Мужчина пропускает Баррана в кабину, не прерывая начатый разговор — голос его сух и бесстрастен, как и подобает чиновнику:
— …Я тут администратором четырнадцать лет. За это время мне довелось принимать здесь уже шестерых ваших коллег, доктор Барран. Вы самый молодой, чему я весьма рад…
Войдя за Барраном в лифт, он нажимает кнопку. Дверь закрывается, и кабина приходит в движение. По табло, указывающему этажи, вниз прыгает круглое пятно света. Не переводя дыхания, администратор продолжает:
— …У мужчины самый продуктивный возраст — между тридцатью и сорока годами. Все ваши коллеги были чересчур медлительны, доктор Барран. В нашей компании около трехсот служащих. Осмотр каждого должен занимать пять минут, значит, шесть человек за полчаса, двенадцать — за час, девяносто шесть — за день, так что всего вам потребуется три дня… Мы и отвели три дня.
Барран слушает эту густо пересыпанную цифрами тираду с вежливым равнодушием. На лацкане пиджака у администратора — фирменный красный значок с надписью «СИНТЕКО».
Кабина лифта тем временем быстро скользит на тридцать этажей вниз и останавливается на уровне подземелья. Отодвигаясь в сторону, дверь на сей раз открывает взору девушку не старше двадцати лет, свежую, белокурую, в строгом белом халате со стоячим воротничком на пуговицах. Выходя из лифта, администратор представляет ее Баррану:
— Ваша ассистентка, доктор… Мадемуазель Аустерлиц, дочь нашего директора. Мадемуазель Аустерлиц — студентка медицины.
Они стоят в одном из длинных коридоров — этот выкрашен очень светлой, почти белой краской — обширного, роскошно отделанного подземелья, отведенного рекламной службе СИНТЕКО.
Девушка пожимает Баррану руку. В глаза ему она смотрит лишь краткое мгновение и тут же отводит взгляд. Трудно понять, что это: антипатия или робость.
На экране рентгеновского аппарата — грудная клетка со слегка размытыми очертаниями.

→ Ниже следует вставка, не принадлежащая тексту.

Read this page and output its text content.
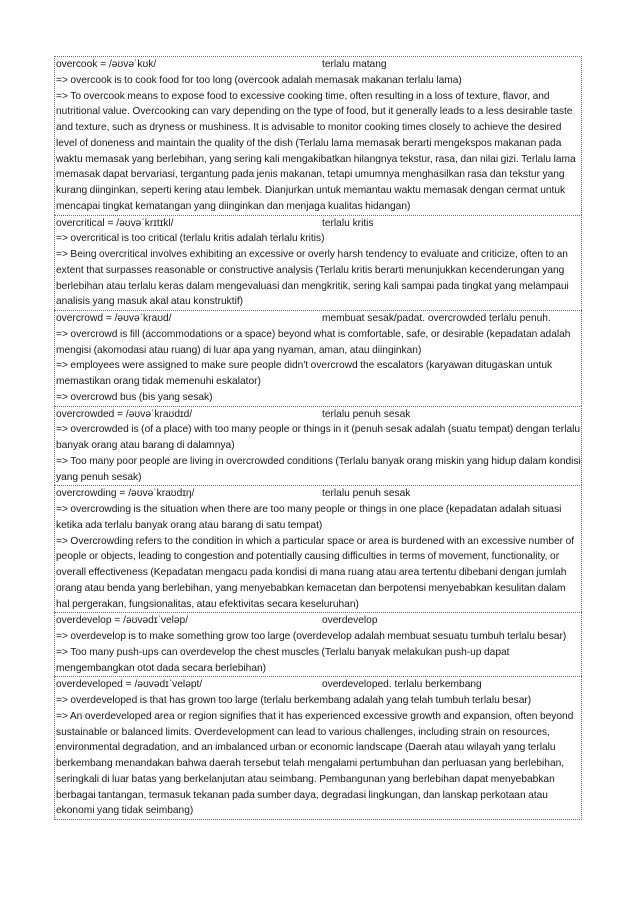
overcook = /əʊvəˈkʊk/	terlalu matang
=> overcook is to cook food for too long (overcook adalah memasak makanan terlalu lama)
=> To overcook means to expose food to excessive cooking time, often resulting in a loss of texture, flavor, and nutritional value. Overcooking can vary depending on the type of food, but it generally leads to a less desirable taste and texture, such as dryness or mushiness. It is advisable to monitor cooking times closely to achieve the desired level of doneness and maintain the quality of the dish (Terlalu lama memasak berarti mengekspos makanan pada waktu memasak yang berlebihan, yang sering kali mengakibatkan hilangnya tekstur, rasa, dan nilai gizi. Terlalu lama memasak dapat bervariasi, tergantung pada jenis makanan, tetapi umumnya menghasilkan rasa dan tekstur yang kurang diinginkan, seperti kering atau lembek. Dianjurkan untuk memantau waktu memasak dengan cermat untuk mencapai tingkat kematangan yang diinginkan dan menjaga kualitas hidangan)
overcritical = /əʊvəˈkrɪtɪkl/	terlalu kritis
=> overcritical is too critical (terlalu kritis adalah terlalu kritis)
=> Being overcritical involves exhibiting an excessive or overly harsh tendency to evaluate and criticize, often to an extent that surpasses reasonable or constructive analysis (Terlalu kritis berarti menunjukkan kecenderungan yang berlebihan atau terlalu keras dalam mengevaluasi dan mengkritik, sering kali sampai pada tingkat yang melampaui analisis yang masuk akal atau konstruktif)
overcrowd = /əʊvəˈkraʊd/	membuat sesak/padat. overcrowded terlalu penuh.
=> overcrowd is fill (accommodations or a space) beyond what is comfortable, safe, or desirable (kepadatan adalah mengisi (akomodasi atau ruang) di luar apa yang nyaman, aman, atau diinginkan)
=> employees were assigned to make sure people didn't overcrowd the escalators (karyawan ditugaskan untuk memastikan orang tidak memenuhi eskalator)
=> overcrowd bus (bis yang sesak)
overcrowded = /əʊvəˈkraʊdɪd/	terlalu penuh sesak
=> overcrowded is (of a place) with too many people or things in it (penuh sesak adalah (suatu tempat) dengan terlalu banyak orang atau barang di dalamnya)
=> Too many poor people are living in overcrowded conditions (Terlalu banyak orang miskin yang hidup dalam kondisi yang penuh sesak)
overcrowding = /əʊvəˈkraʊdɪŋ/	terlalu penuh sesak
=> overcrowding is the situation when there are too many people or things in one place (kepadatan adalah situasi ketika ada terlalu banyak orang atau barang di satu tempat)
=> Overcrowding refers to the condition in which a particular space or area is burdened with an excessive number of people or objects, leading to congestion and potentially causing difficulties in terms of movement, functionality, or overall effectiveness (Kepadatan mengacu pada kondisi di mana ruang atau area tertentu dibebani dengan jumlah orang atau benda yang berlebihan, yang menyebabkan kemacetan dan berpotensi menyebabkan kesulitan dalam hal pergerakan, fungsionalitas, atau efektivitas secara keseluruhan)
overdevelop = /əʊvədɪˈveləp/	overdevelop
=> overdevelop is to make something grow too large (overdevelop adalah membuat sesuatu tumbuh terlalu besar)
=> Too many push-ups can overdevelop the chest muscles (Terlalu banyak melakukan push-up dapat mengembangkan otot dada secara berlebihan)
overdeveloped = /əʊvədɪˈveləpt/	overdeveloped. terlalu berkembang
=> overdeveloped is that has grown too large (terlalu berkembang adalah yang telah tumbuh terlalu besar)
=> An overdeveloped area or region signifies that it has experienced excessive growth and expansion, often beyond sustainable or balanced limits. Overdevelopment can lead to various challenges, including strain on resources, environmental degradation, and an imbalanced urban or economic landscape (Daerah atau wilayah yang terlalu berkembang menandakan bahwa daerah tersebut telah mengalami pertumbuhan dan perluasan yang berlebihan, seringkali di luar batas yang berkelanjutan atau seimbang. Pembangunan yang berlebihan dapat menyebabkan berbagai tantangan, termasuk tekanan pada sumber daya, degradasi lingkungan, dan lanskap perkotaan atau ekonomi yang tidak seimbang)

— Поближе, — командует Барран.
— Бр-р, холодно.
Изображение становится четче. Аппарат выключается, и в комнате зажигается свет За экраном стоит служащая СИНТЕКО лет двадцати пяти, проходящая осмотр у Баррана, облаченного в белый халат. У нее подходящий для данной ситуации безразличный вид. Поднимаясь со стула, Барран говорит:
— Можете одеваться. Давно вам делали эту пробу на туберкулез7
— В прошлом году, — отвечает служащая.
Выходя из аппарата, она застегивает на груди верхнюю часть платья, которую перед тем опустила, — платья из оранжево-розового джерси. Это нечто вроде униформы. В рабочее время все служащие компании одеты одинаково: мужчины — в серое, женщины — в оранжево-розовое. И у всех на груди красная табличка с надписью «СИНТЕКО».
Осмотр проводится в конференц-зале, освещаемом сверху большим плоским подвесным плафоном. Вся ненужная сейчас мебель — стол и кресла — сдвинута к одной из стен, чтобы освободить место для необходимого Баррану медицинского оборудования.